Macroeconomic Dynamics



ARTICLES

STABILIZATION POLICY AS BIFURCATION SELECTION: WOULD STABILIZATION POLICY WORK IF THE ECONOMY REALLY WERE UNSTABLE?


William A. Barnett a1c1 and Yijun He a2
a1 Washington University
a2 Washington State University

Abstract

Taken literally, the concept of “stabilization policy” implicitly assumes that the macroeconomy is unstable without imposition of a policy. Hence, selection of a “stabilization policy” can be viewed as selection of a policy to bifurcate the system from an unstable to a stable operating regime. The literature on dynamics of high-dimensional systems suggests that successful bifurcation selection is challenging. As an experiment to investigate this point of view, we use the continuous-time UK dynamic macroeconometric model.
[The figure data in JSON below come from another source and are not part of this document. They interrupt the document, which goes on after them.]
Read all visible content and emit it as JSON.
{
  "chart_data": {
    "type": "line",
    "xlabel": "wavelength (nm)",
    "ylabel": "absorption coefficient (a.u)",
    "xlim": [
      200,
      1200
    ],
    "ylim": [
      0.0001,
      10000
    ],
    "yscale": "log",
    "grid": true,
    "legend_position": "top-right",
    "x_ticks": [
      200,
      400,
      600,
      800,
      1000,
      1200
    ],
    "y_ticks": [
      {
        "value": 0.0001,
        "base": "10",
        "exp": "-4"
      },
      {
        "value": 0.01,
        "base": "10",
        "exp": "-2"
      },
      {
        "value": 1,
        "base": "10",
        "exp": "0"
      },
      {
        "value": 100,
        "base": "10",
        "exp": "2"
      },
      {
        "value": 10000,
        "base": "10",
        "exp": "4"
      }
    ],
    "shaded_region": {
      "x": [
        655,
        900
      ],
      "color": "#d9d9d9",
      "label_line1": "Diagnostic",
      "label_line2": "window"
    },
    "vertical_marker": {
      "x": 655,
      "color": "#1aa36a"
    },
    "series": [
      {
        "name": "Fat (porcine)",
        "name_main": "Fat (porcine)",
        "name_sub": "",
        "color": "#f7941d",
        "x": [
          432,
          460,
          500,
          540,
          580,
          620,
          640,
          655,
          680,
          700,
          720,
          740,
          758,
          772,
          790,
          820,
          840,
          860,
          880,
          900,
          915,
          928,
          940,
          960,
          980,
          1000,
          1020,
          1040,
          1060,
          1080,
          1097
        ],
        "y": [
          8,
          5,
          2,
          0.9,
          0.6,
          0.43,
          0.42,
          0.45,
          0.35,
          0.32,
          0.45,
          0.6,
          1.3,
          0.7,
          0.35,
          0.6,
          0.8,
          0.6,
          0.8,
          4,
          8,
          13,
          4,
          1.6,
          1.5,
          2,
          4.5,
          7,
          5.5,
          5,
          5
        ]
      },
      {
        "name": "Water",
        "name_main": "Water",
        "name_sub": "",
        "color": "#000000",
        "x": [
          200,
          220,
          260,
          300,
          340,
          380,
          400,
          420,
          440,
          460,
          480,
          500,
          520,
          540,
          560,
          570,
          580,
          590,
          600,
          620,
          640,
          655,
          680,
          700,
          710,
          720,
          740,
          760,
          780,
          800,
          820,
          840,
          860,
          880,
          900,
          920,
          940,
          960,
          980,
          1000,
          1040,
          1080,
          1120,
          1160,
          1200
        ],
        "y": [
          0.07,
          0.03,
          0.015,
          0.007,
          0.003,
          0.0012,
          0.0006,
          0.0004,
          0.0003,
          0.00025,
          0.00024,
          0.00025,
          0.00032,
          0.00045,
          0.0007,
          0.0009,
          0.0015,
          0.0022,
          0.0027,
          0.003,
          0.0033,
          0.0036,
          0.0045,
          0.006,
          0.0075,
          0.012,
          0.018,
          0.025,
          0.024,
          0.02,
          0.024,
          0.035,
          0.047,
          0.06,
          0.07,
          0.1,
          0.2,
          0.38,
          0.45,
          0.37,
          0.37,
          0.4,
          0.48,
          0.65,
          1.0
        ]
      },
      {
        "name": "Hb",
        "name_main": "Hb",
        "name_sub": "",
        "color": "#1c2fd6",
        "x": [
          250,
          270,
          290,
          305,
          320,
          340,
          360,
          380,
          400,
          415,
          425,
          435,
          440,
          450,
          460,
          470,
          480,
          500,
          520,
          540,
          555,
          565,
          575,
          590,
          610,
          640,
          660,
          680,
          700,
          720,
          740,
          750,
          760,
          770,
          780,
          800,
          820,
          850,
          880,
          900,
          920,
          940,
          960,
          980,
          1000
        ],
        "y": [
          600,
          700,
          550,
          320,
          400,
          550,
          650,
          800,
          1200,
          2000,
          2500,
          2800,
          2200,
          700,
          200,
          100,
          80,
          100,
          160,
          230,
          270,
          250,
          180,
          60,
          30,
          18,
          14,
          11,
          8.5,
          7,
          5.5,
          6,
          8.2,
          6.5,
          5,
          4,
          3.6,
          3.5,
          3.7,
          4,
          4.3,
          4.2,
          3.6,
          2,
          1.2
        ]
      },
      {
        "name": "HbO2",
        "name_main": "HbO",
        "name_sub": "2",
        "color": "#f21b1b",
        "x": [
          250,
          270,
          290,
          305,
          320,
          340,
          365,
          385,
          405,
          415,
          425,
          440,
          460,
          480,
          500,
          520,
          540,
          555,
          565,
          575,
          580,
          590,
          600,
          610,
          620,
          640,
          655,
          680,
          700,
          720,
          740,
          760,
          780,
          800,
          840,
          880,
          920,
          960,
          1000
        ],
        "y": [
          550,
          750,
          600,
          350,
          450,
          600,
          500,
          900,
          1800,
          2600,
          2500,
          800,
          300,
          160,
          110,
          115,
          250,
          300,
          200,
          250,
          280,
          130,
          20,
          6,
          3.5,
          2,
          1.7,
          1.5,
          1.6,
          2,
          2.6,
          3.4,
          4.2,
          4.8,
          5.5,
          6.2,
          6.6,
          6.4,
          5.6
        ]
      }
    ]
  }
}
Under assumptions designed to be most favorable to stabilization policy, we find that policies that would produce successful bifurcation are very complicated. We also find that less complicated policies based upon reasonable economic intuition can be counterproductive, since such policies can contract the size of the stable subset of the parameter space. In fact, an economy that is dynamically stable without policy, but subject to stochastic shocks, could be bifurcated to instability with imposition of a poorly designed “stabilization” policy.


Key Words: Stability; Bifurcation; Macroeconometric Systems.